The two Eggs split the wealthy cast by the kind of money they hold. East Egg, home to Tom and Daisy, is old money, inherited and socially secure, and its residents never have to prove anything or strive for attention. West Egg, home to Gatsby and Nick’s modest rental, is new money, recently earned and faintly disreputable, and its residents display their wealth loudly because they have no inherited standing to rest on. Gatsby’s mansion and his extravagant parties are the marks of West Egg, the effort of a man trying to buy his way toward the security that East Egg simply possesses. The courtesy bay between the two Eggs is the class line drawn as landscape, and Gatsby’s reaching across it toward the green light is the novel’s central image of an aspiration that money alone cannot complete.

Q: Why does almost no one attend Gatsby’s funeral?

The empty funeral is Fitzgerald’s verdict on what Gatsby’s wealth actually bought him. All summer, crowds of strangers streamed through his mansion to drink his liquor and enjoy his parties, yet when he dies, almost none of them appears at the grave. The people he fed and entertained were never his friends; they were guests at a spectacle, and a spectacle has no mourners. Wolfsheim, his business partner, sends word that he cannot get involved. Daisy, the woman he organized his entire life around, leaves town without a flower or a message. Only Nick, Gatsby’s father, the servants, and Owl Eyes come. The contrast between the packed parties and the deserted burial measures the hollowness of a life built entirely to impress people who were never truly watching, and it confirms how alone Gatsby was beneath the glittering performance.

Q: How does Nick’s view of the other characters shape the novel?

Because Nick narrates everything, his sympathies color how every other figure reaches the reader, and recognizing that is essential to a careful reading. Over the summer Nick comes to admire Gatsby and to despise the carelessness of Tom and Daisy, and that allegiance shapes his telling. Gatsby’s crimes and lies are reported with a softening sympathy, while the Buchanans’ damage is rendered in the harshest terms. Nick claims early to reserve judgment, yet he judges almost everyone, and the gap between the claim and the practice should keep the reader alert. The novel never fully confirms whether Nick is a reliable guide or a man flattering his own honesty, and that uncertainty is deliberate. When you analyze any figure, remember you are seeing them through a narrator with loyalties, not through a neutral camera.

Q: What makes the cast of The Great Gatsby feel inevitable rather than coincidental?
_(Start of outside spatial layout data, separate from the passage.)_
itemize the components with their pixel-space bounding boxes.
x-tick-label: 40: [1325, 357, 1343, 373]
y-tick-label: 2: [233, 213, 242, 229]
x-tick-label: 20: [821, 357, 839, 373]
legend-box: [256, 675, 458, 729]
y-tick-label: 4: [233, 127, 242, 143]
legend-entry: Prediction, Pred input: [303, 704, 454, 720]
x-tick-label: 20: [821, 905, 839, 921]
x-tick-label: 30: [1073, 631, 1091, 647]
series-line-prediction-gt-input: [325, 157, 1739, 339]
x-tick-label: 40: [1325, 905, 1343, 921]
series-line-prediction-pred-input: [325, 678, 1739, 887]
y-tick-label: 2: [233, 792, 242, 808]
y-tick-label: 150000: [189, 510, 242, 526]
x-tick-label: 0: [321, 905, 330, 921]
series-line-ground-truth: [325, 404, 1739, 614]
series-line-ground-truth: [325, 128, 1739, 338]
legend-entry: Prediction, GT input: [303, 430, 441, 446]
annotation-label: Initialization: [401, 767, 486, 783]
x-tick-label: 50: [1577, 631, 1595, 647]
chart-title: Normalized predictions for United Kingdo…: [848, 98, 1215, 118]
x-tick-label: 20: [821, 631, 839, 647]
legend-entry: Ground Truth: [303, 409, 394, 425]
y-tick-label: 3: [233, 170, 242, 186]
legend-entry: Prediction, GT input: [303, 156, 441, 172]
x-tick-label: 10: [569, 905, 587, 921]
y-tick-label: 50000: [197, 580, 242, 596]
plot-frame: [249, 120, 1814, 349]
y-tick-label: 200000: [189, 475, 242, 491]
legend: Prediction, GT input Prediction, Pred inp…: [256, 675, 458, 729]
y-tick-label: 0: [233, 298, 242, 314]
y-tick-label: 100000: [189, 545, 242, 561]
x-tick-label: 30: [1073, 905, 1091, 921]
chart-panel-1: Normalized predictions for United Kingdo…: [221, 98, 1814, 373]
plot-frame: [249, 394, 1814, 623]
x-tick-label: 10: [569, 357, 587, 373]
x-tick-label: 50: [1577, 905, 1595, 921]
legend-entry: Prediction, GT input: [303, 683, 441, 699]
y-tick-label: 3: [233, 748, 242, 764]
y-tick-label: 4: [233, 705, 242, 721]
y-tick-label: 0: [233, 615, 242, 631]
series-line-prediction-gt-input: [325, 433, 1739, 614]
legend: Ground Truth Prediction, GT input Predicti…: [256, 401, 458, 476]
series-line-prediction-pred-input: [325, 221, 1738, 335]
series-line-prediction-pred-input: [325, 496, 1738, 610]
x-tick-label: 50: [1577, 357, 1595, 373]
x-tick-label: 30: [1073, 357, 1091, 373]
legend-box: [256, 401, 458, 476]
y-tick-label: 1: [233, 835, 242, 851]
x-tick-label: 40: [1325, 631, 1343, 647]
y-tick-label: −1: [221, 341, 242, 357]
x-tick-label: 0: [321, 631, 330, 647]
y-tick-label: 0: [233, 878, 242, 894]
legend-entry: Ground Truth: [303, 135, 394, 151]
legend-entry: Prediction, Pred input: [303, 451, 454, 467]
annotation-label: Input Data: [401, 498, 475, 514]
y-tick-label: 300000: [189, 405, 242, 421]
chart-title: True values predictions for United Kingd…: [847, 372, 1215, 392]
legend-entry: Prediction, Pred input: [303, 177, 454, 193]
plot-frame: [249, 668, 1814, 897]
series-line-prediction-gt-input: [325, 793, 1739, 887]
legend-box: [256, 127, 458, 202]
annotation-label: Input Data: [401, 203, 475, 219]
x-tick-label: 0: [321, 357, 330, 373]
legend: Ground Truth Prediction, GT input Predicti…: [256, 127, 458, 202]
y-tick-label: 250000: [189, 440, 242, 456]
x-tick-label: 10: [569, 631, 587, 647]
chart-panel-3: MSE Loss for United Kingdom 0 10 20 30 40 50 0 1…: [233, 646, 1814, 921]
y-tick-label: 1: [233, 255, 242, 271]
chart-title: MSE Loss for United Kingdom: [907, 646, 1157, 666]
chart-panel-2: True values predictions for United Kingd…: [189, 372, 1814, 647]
The sense of inevitability comes from how tightly Fitzgerald wires the relationships before the drama begins. The coincidences that look like luck, the narrator happening to be Daisy’s cousin, Gatsby happening to live next door, Tom happening to drive the fatal car past the right window, are really the architecture of a trap. By establishing every tie in the first two chapters, Fitzgerald ensures that when pressure builds, it can discharge only through the joints he has already built. Myrtle dies because she mistakes one car for another, but that confusion is possible only because of the exact web of affairs and connections set up earlier. On a first reading the ending feels like terrible chance; on a second reading it feels like a mechanism completing itself. That shift from coincidence to inevitability is the signature effect of reading the cast as a designed network.